Comments

name.withheld.for.obvious.reasonsJune 28, 2013 4:03 PM

Right in line with your talk...

A colleague of mine, a mathematician, seems to be running afoul of the "security apparatus" due to the nature of our communications. We share development ideas via e-mail that is technical in nature. Not a single thing we have communicated could be construed as questionable AT ANY LEVEL. My colleague is now receiving threading emails supposedly from legal authorities. This is troubling. This bullshit has to end. This has given me cause to act, harm to others in claim of "protecting" people is a lie and constitutes theft from the taxpayer. I would add criminal extortion to the list.

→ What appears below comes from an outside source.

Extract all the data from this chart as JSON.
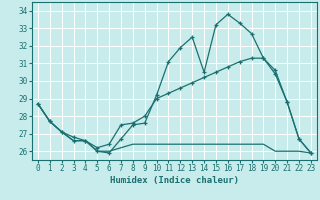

Julien CouvreurJune 28, 2013 7:19 PM

Thanks for the good interview. Your writing on security and software had a lot of influence on me getting interested again into economic thinking (ie trade-offs). I continue to see a lot of connections between your work and economics.

On the question of corporate vs government power. It was good to hear your arguments.
That said, I still don't understand how you think that government regulation could somehow improve on problems.
All the problems that you identify (lack of consumer interest for small stuff, lack of consumer leverage, potentially mis-aligned incentives for employees making decisions, etc) apply to government too, except that government has a unique monopoly on taxation and has a unique externality (decisions apply to all citizens).
You point out that competitive forces are not perfect or strong enough, which is a fair point. But dynamics of politics are only worse, unless one of Milton Friedman's "angels" gets in power and regulates us (or maybe Bruce as benevolent technocrat ;-).

A few scattered thoughts:
1) If a corporate magna carta would be very valuable, then some companies can already commit to such declarations and this should be a valuable competitive strategy.
2) It is ironic to have Bruce attempt to lecture Russ on methodological individualism (corporations are not actors, only individuals are actors), since that is something Russ is very keen on already.
3) There was a little miscommunication on the problem of corporate power and privacy. Bruce was thinking of Google recording people in the street (un-owned space), while Russ was thinking of a store or mall recording its customers on premise (store property).

[Comment cross-posted with minor modification from EconTalk]

FrodoJuly 1, 2013 6:52 PM

Bruce,

Julien made some excellent points above, so I won't rehash them, except one. I was disheartened to hear you getting in a disagreement with Russ on individuals. It's disheartening because you both are huge advocates for individual rights and decentralized power. I'm not sure how familiar you are with Russ's work, but upon further reading, I don't think you would disagree on much of that topic.

It is a dream wish of mine that you and Russ would get together and do a joint project. I am a devout reader of both of you, and I think it would be incredibly powerful for you two to put together a project that discredits the status quo and puts forth a better road forward.

Russ's last 2 Hayek vs. Keynes music videos were hugely successful. I'd pay good money to see Bruce rapping about security backed by Hayekian economic law. (Bruce, if you haven't seen the videos check out econstories.tv).

ChrisJuly 9, 2013 5:53 PM

Bruce, having followed your work for seven years and EconTalk for three or four, I was initially very excited about this appearance. As a guest I know there is no onus for you to be familiar with past episodes of the podcast, but if you had I think this episode could have been fantastic.

Instead it was, to quote the comic-book guy, The Worst Episode of EconTalk Ever. Not that it was an essentially bad episode; it simply fell far short of its. I don't remember every cringe-inducing moment, but the accusation that Russ had made some claim along the lines of "when the government does something it's bad but magically when corporations do it's good" is a ready example. You were tone-deaf and exhibited classic nerd arrogance. The interview was disposable.

Thank goodness your usual work is a lot better.